Once you have clarified your customer’s needs, a good strategy is to aim for each one with this set of 3 actuators to logically explain how your solution will match your customers needs.
How does it works ?
So once you have a clear understanding of your customer’s needs, thanks to the previous tools, take each of them and point the specific benefits your solution provides.
Then, explain how each of those benefits are brought by the specific features of your solution.
Finally to close this logicla circle, connect those features back to the needs with proofs. This might be the hardest part of the argumentation if your solution is really innovative or really young, you may not have so many “field” proof. But you can show some market study results or provide a free trial.
Besides, one need doesn’t requires to be covered by only one benefit. It can be one need to several benefits or several needs to one benefit. It is a many to many relationship. And so it is for all the couples. The more bounds you show, the better because it will demonstrate how your solution is made for you customer.
Co-Innovation Builder

What is it used for ?
It helps you define / map a collaboration with a corporate. It is very useful when your collaboration lies on an innovation or a proof of concept.
How does it works ?
We have written a full post about it.
MANACT

What is it used for ?
If you do not have a Customer Relation Management software (CRM) to organize your lead generation funnel yet, you can use the MANACT methodology to sort all of your leads out by their maturity level. Then you will know how to continue the exchange with each of them.
How does it works ?
MANACT stand for Money, Authority, Need, Ability, Compelling event and Timelines. All those items represent checkpoints you need to validate. The purpose is to have an instant view over all your leads and where they are located in your acquisition process. So you can complete it with text describing the situation on the fields, with colors, with smileys or with percentages to tell how much of this checkpoint is validated, but you need to have the details recorded somewhere, into a dedicated lead file for example.

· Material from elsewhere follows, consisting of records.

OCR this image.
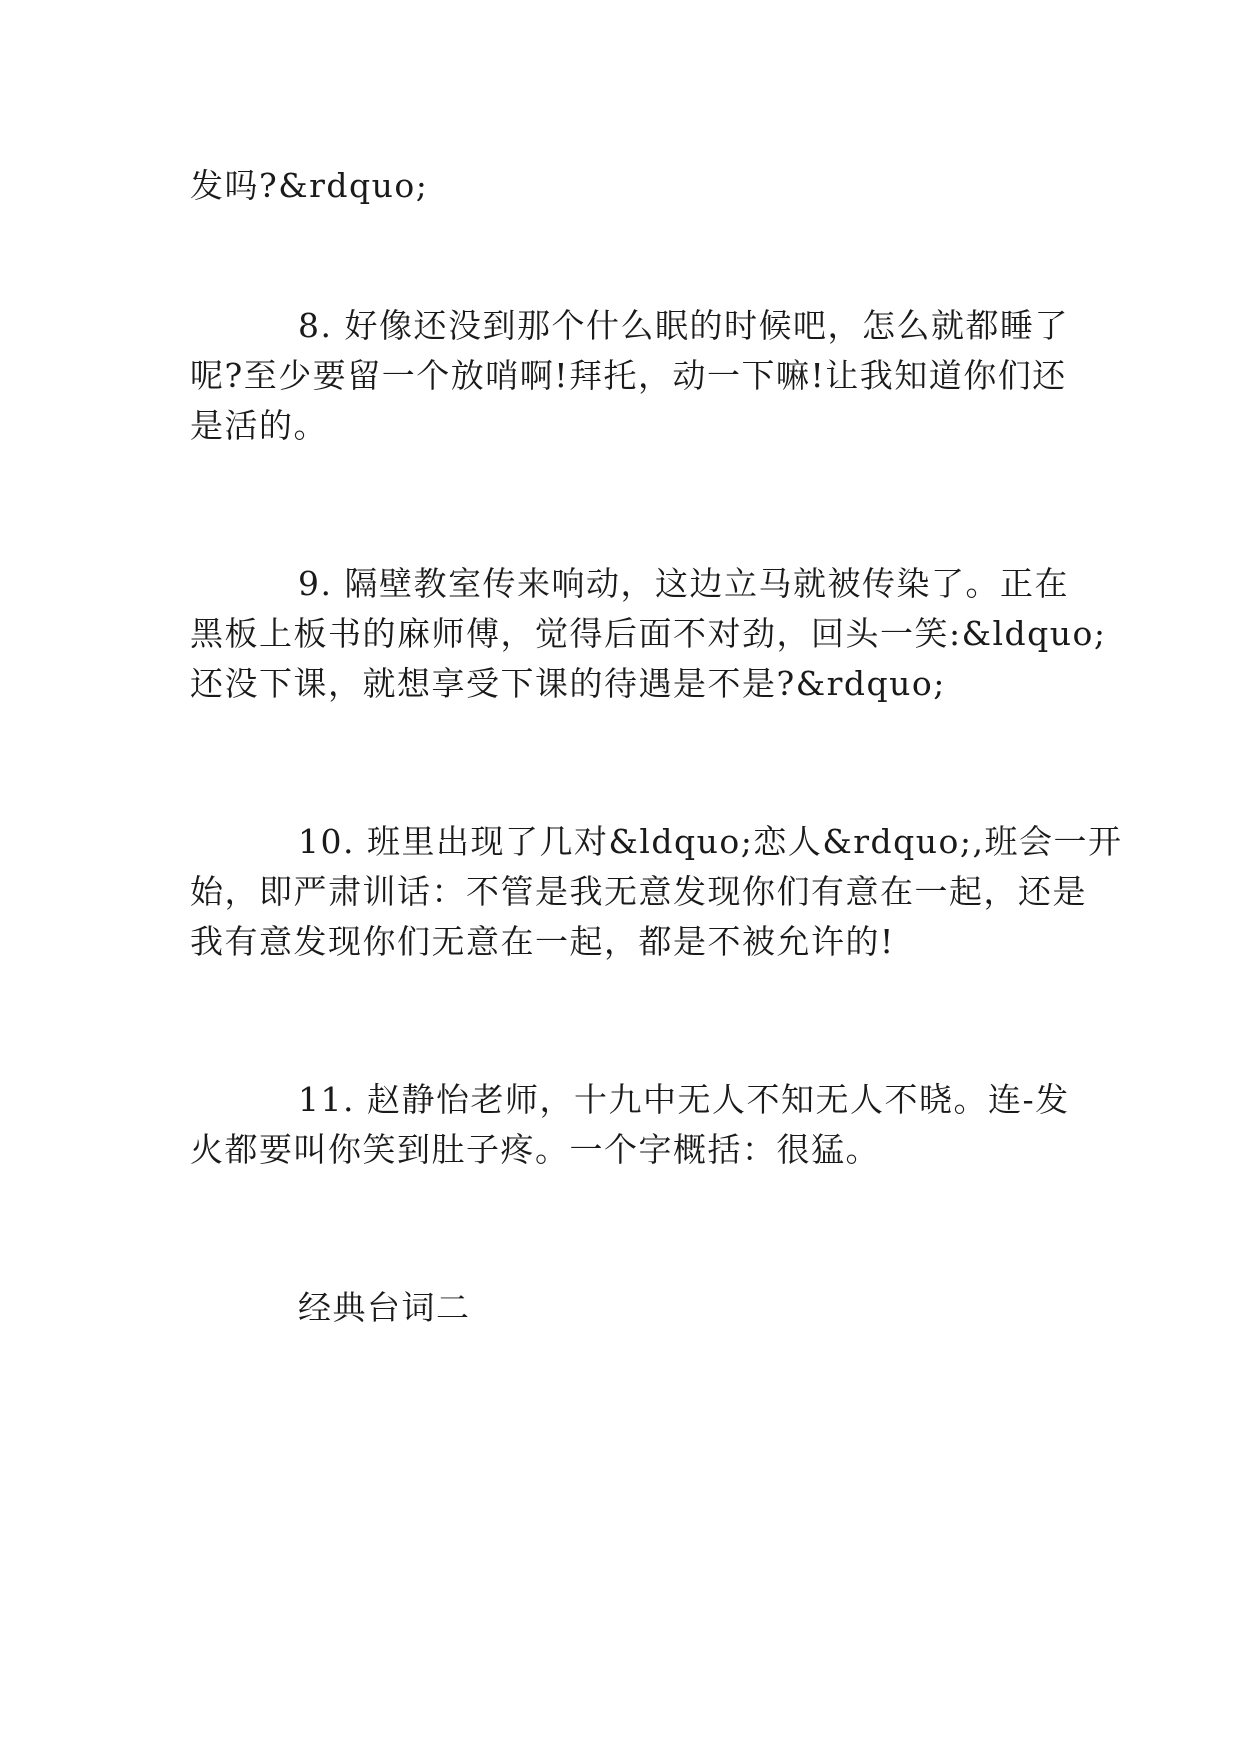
发吗?&rdquo;
8. 好像还没到那个什么眠的时候吧，怎么就都睡了
呢?至少要留一个放哨啊!拜托，动一下嘛!让我知道你们还
是活的。
9. 隔壁教室传来响动，这边立马就被传染了。正在
黑板上板书的麻师傅，觉得后面不对劲，回头一笑:&ldquo;
还没下课，就想享受下课的待遇是不是?&rdquo;
10. 班里出现了几对&ldquo;恋人&rdquo;,班会一开
始，即严肃训话：不管是我无意发现你们有意在一起，还是
我有意发现你们无意在一起，都是不被允许的!
11. 赵静怡老师，十九中无人不知无人不晓。连-发
火都要叫你笑到肚子疼。一个字概括：很猛。
经典台词二
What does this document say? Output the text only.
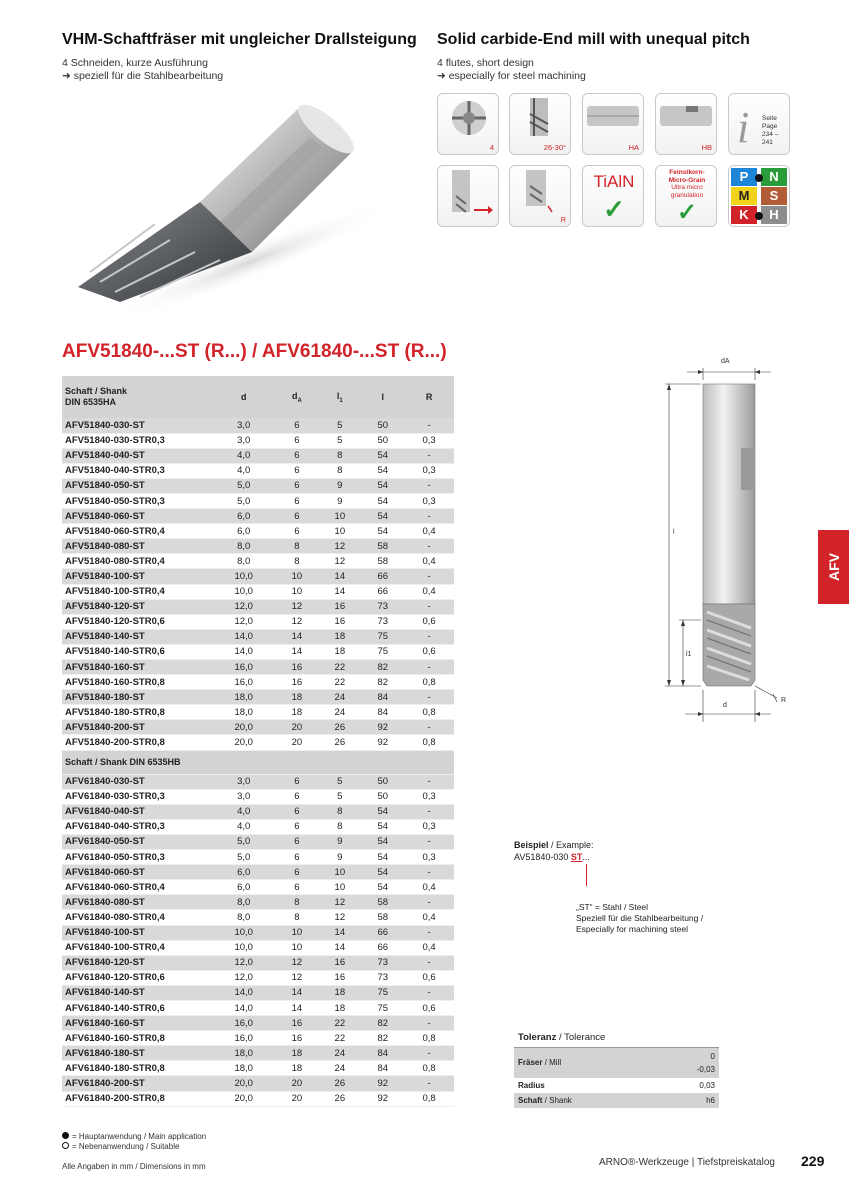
VHM-Schaftfräser mit ungleicher Drallsteigung
4 Schneiden, kurze Ausführung
➜ speziell für die Stahlbearbeitung
Solid carbide-End mill with unequal pitch
4 flutes, short design
➜ especially for steel machining
4	26-30°	HA	HB i Seite Page
234 – 241
R
TiAlN
✓
Feinstkorn-
Micro-Grain
Ultra micro
granulation
✓
P	N
M	S
K	H
AFV51840-...ST (R...) / AFV61840-...ST (R...)
Schaft / Shank
DIN 6535HA	d	$d_A$	$l_1$	l	R
AFV51840-030-ST	3,0	6	5	50	-
AFV51840-030-STR0,3	3,0	6	5	50	0,3
AFV51840-040-ST	4,0	6	8	54	-
AFV51840-040-STR0,3	4,0	6	8	54	0,3
AFV51840-050-ST	5,0	6	9	54	-
AFV51840-050-STR0,3	5,0	6	9	54	0,3
AFV51840-060-ST	6,0	6	10	54	-
AFV51840-060-STR0,4	6,0	6	10	54	0,4
AFV51840-080-ST	8,0	8	12	58	-
AFV51840-080-STR0,4	8,0	8	12	58	0,4
AFV51840-100-ST	10,0	10	14	66	-
AFV51840-100-STR0,4	10,0	10	14	66	0,4
AFV51840-120-ST	12,0	12	16	73	-
AFV51840-120-STR0,6	12,0	12	16	73	0,6
AFV51840-140-ST	14,0	14	18	75	-
AFV51840-140-STR0,6	14,0	14	18	75	0,6
AFV51840-160-ST	16,0	16	22	82	-
AFV51840-160-STR0,8	16,0	16	22	82	0,8
AFV51840-180-ST	18,0	18	24	84	-
AFV51840-180-STR0,8	18,0	18	24	84	0,8
AFV51840-200-ST	20,0	20	26	92	-
AFV51840-200-STR0,8	20,0	20	26	92	0,8
Schaft / Shank DIN 6535HB					
AFV61840-030-ST	3,0	6	5	50	-
AFV61840-030-STR0,3	3,0	6	5	50	0,3
AFV61840-040-ST	4,0	6	8	54	-
AFV61840-040-STR0,3	4,0	6	8	54	0,3
AFV61840-050-ST	5,0	6	9	54	-
AFV61840-050-STR0,3	5,0	6	9	54	0,3
AFV61840-060-ST	6,0	6	10	54	-
AFV61840-060-STR0,4	6,0	6	10	54	0,4
AFV61840-080-ST	8,0	8	12	58	-
AFV61840-080-STR0,4	8,0	8	12	58	0,4
AFV61840-100-ST	10,0	10	14	66	-
AFV61840-100-STR0,4	10,0	10	14	66	0,4
AFV61840-120-ST	12,0	12	16	73	-
AFV61840-120-STR0,6	12,0	12	16	73	0,6
AFV61840-140-ST	14,0	14	18	75	-
AFV61840-140-STR0,6	14,0	14	18	75	0,6
AFV61840-160-ST	16,0	16	22	82	-
AFV61840-160-STR0,8	16,0	16	22	82	0,8
AFV61840-180-ST	18,0	18	24	84	-
AFV61840-180-STR0,8	18,0	18	24	84	0,8
AFV61840-200-ST	20,0	20	26	92	-
AFV61840-200-STR0,8	20,0	20	26	92	0,8
dA
l
l1
d
R
AFV
Beispiel / Example:
AV51840-030 ST...
„ST“ = Stahl / Steel
Speziell für die Stahlbearbeitung /
Especially for machining steel
Toleranz / Tolerance	
Fräser / Mill	0
-0,03

Radius	0,03
Schaft / Shank	h6
= Hauptanwendung / Main application
= Nebenanwendung / Suitable
Alle Angaben in mm / Dimensions in mm	ARNO®-Werkzeuge | Tiefstpreiskatalog 229
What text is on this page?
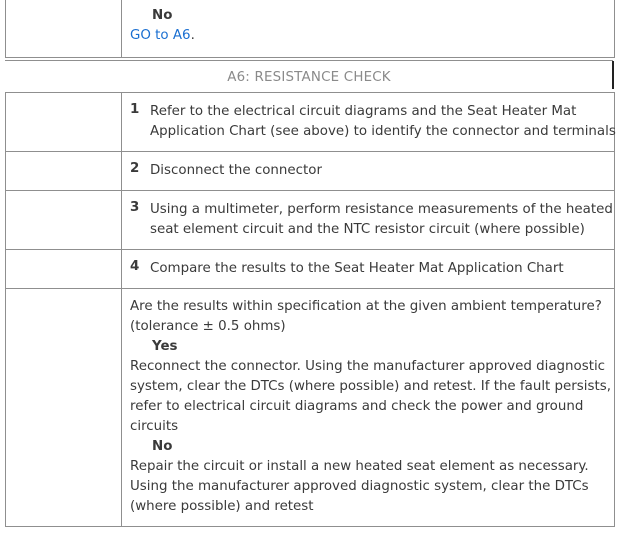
No
GO to A6.
A6: RESISTANCE CHECK
1 Refer to the electrical circuit diagrams and the Seat Heater Mat
Application Chart (see above) to identify the connector and terminals
2 Disconnect the connector
3 Using a multimeter, perform resistance measurements of the heated
seat element circuit and the NTC resistor circuit (where possible)
4 Compare the results to the Seat Heater Mat Application Chart
Are the results within specification at the given ambient temperature?
(tolerance ± 0.5 ohms)
Yes
Reconnect the connector. Using the manufacturer approved diagnostic
system, clear the DTCs (where possible) and retest. If the fault persists,
refer to electrical circuit diagrams and check the power and ground
circuits
No
Repair the circuit or install a new heated seat element as necessary.
Using the manufacturer approved diagnostic system, clear the DTCs
(where possible) and retest
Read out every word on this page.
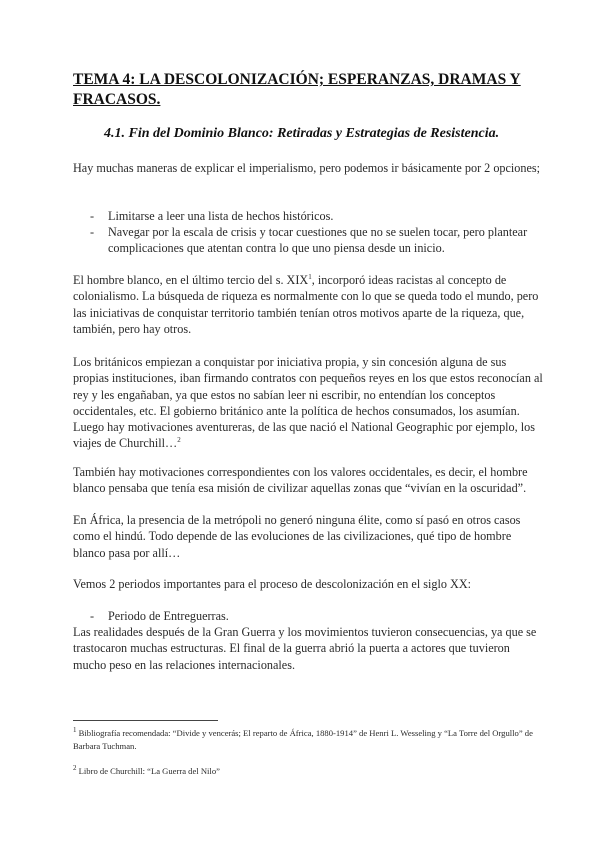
TEMA 4: LA DESCOLONIZACIÓN; ESPERANZAS, DRAMAS Y FRACASOS.
4.1. Fin del Dominio Blanco: Retiradas y Estrategias de Resistencia.

Hay muchas maneras de explicar el imperialismo, pero podemos ir básicamente por 2 opciones;

- Limitarse a leer una lista de hechos históricos.
- Navegar por la escala de crisis y tocar cuestiones que no se suelen tocar, pero plantear complicaciones que atentan contra lo que uno piensa desde un inicio.

El hombre blanco, en el último tercio del s. XIX$^1$, incorporó ideas racistas al concepto de colonialismo. La búsqueda de riqueza es normalmente con lo que se queda todo el mundo, pero las iniciativas de conquistar territorio también tenían otros motivos aparte de la riqueza, que, también, pero hay otros.

Los británicos empiezan a conquistar por iniciativa propia, y sin concesión alguna de sus propias instituciones, iban firmando contratos con pequeños reyes en los que estos reconocían al rey y les engañaban, ya que estos no sabían leer ni escribir, no entendían los conceptos occidentales, etc. El gobierno británico ante la política de hechos consumados, los asumían. Luego hay motivaciones aventureras, de las que nació el National Geographic por ejemplo, los viajes de Churchill…$^2$

También hay motivaciones correspondientes con los valores occidentales, es decir, el hombre blanco pensaba que tenía esa misión de civilizar aquellas zonas que “vivían en la oscuridad”.

En África, la presencia de la metrópoli no generó ninguna élite, como sí pasó en otros casos como el hindú. Todo depende de las evoluciones de las civilizaciones, qué tipo de hombre blanco pasa por allí…

Vemos 2 periodos importantes para el proceso de descolonización en el siglo XX:

- Periodo de Entreguerras.

Las realidades después de la Gran Guerra y los movimientos tuvieron consecuencias, ya que se trastocaron muchas estructuras. El final de la guerra abrió la puerta a actores que tuvieron mucho peso en las relaciones internacionales.

$^1$ Bibliografía recomendada: “Divide y vencerás; El reparto de África, 1880-1914” de Henri L. Wesseling y “La Torre del Orgullo” de Barbara Tuchman.
$^2$ Libro de Churchill: “La Guerra del Nilo”
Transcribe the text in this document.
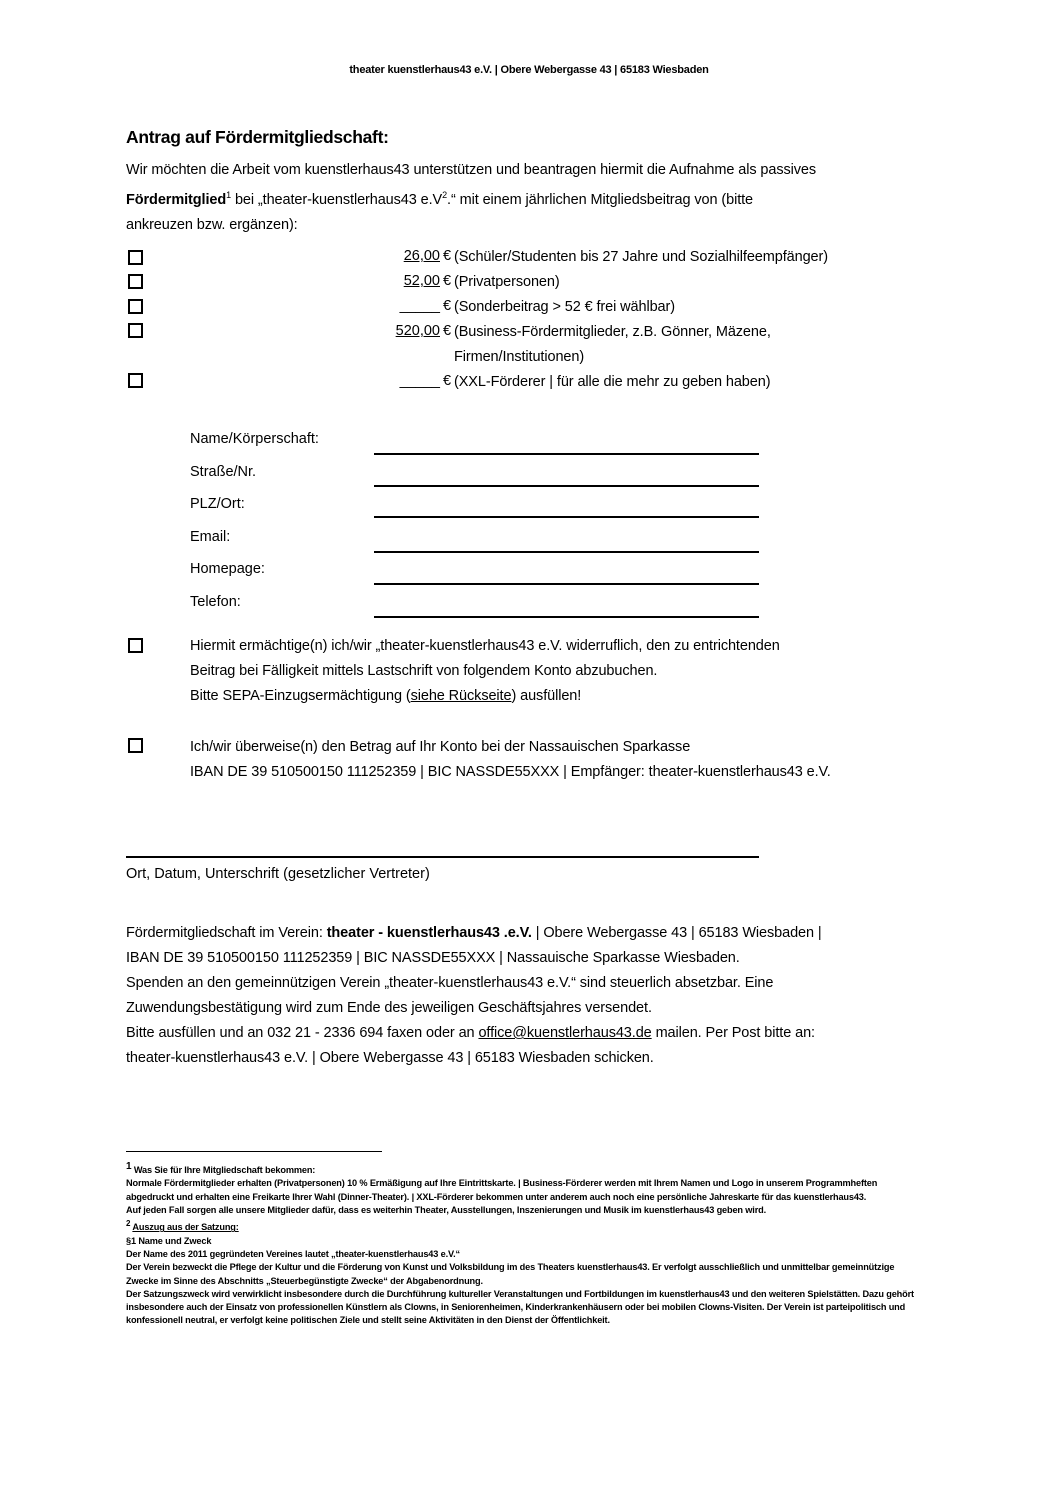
theater kuenstlerhaus43 e.V. | Obere Webergasse 43 | 65183 Wiesbaden
Antrag auf Fördermitgliedschaft:
Wir möchten die Arbeit vom kuenstlerhaus43 unterstützen und beantragen hiermit die Aufnahme als passives
Fördermitglied$^1$ bei „theater-kuenstlerhaus43 $e.V^2.“$ mit einem jährlichen Mitgliedsbeitrag von (bitte
ankreuzen bzw. ergänzen):
26,00 € (Schüler/Studenten bis 27 Jahre und Sozialhilfeempfänger)
52,00 € (Privatpersonen)
_____ € (Sonderbeitrag > 52 € frei wählbar)
520,00 € (Business-Fördermitglieder, z.B. Gönner, Mäzene,
Firmen/Institutionen)
_____ € (XXL-Förderer | für alle die mehr zu geben haben)
Name/Körperschaft:
Straße/Nr.
PLZ/Ort:
Email:
Homepage:
Telefon:
Hiermit ermächtige(n) ich/wir „theater-kuenstlerhaus43 e.V. widerruflich, den zu entrichtenden
Beitrag bei Fälligkeit mittels Lastschrift von folgendem Konto abzubuchen.
Bitte SEPA-Einzugsermächtigung (siehe Rückseite) ausfüllen!
Ich/wir überweise(n) den Betrag auf Ihr Konto bei der Nassauischen Sparkasse
IBAN DE 39 510500150 111252359 | BIC NASSDE55XXX | Empfänger: theater-kuenstlerhaus43 e.V.
Ort, Datum, Unterschrift (gesetzlicher Vertreter)
Fördermitgliedschaft im Verein: theater - kuenstlerhaus43 .e.V. | Obere Webergasse 43 | 65183 Wiesbaden |
IBAN DE 39 510500150 111252359 | BIC NASSDE55XXX | Nassauische Sparkasse Wiesbaden.
Spenden an den gemeinnützigen Verein „theater-kuenstlerhaus43 e.V.“ sind steuerlich absetzbar. Eine
Zuwendungsbestätigung wird zum Ende des jeweiligen Geschäftsjahres versendet.
Bitte ausfüllen und an 032 21 - 2336 694 faxen oder an office@kuenstlerhaus43.de mailen. Per Post bitte an:
theater-kuenstlerhaus43 e.V. | Obere Webergasse 43 | 65183 Wiesbaden schicken.
$^1$ Was Sie für Ihre Mitgliedschaft bekommen:
Normale Fördermitglieder erhalten (Privatpersonen) 10 % Ermäßigung auf Ihre Eintrittskarte. | Business-Förderer werden mit Ihrem Namen und Logo in unserem Programmheften abgedruckt und erhalten eine Freikarte Ihrer Wahl (Dinner-Theater). | XXL-Förderer bekommen unter anderem auch noch eine persönliche Jahreskarte für das kuenstlerhaus43.
Auf jeden Fall sorgen alle unsere Mitglieder dafür, dass es weiterhin Theater, Ausstellungen, Inszenierungen und Musik im kuenstlerhaus43 geben wird.
$^2$ Auszug aus der Satzung:
§1 Name und Zweck
Der Name des 2011 gegründeten Vereines lautet „theater-kuenstlerhaus43 e.V.“
Der Verein bezweckt die Pflege der Kultur und die Förderung von Kunst und Volksbildung im des Theaters kuenstlerhaus43. Er verfolgt ausschließlich und unmittelbar gemeinnützige Zwecke im Sinne des Abschnitts „Steuerbegünstigte Zwecke“ der Abgabenordnung.
Der Satzungszweck wird verwirklicht insbesondere durch die Durchführung kultureller Veranstaltungen und Fortbildungen im kuenstlerhaus43 und den weiteren Spielstätten. Dazu gehört insbesondere auch der Einsatz von professionellen Künstlern als Clowns, in Seniorenheimen, Kinderkrankenhäusern oder bei mobilen Clowns-Visiten. Der Verein ist parteipolitisch und konfessionell neutral, er verfolgt keine politischen Ziele und stellt seine Aktivitäten in den Dienst der Öffentlichkeit.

Here are some questions to ask yourself to know if you have covered the checkpoints:
- Money: Have you talked about money?
- Money: Is the budget defined?
- Authority: Do you know who is in charge?
- Authority: Are you in contact with a decider?
- Need: Do you have a clear understanding of the need?
- Need:Do everybody agree on it?
- Ability : Is our product ready?
- Ability :Are the need and the solution matching?
- Ability :What are the risks?
- Compelling Event: Are all the stakeholders on board?
- Compelling Event: What could make things happen faster?
- Timelines: When is the next meeting?
- Timelines: Is the collaboration roadmap clear?
- Timelines: Do you know what you have to do?
What about you?
Did you know those templates?
Have you used them for your business?
How did they helped you?
Do you have some other to share in the comments?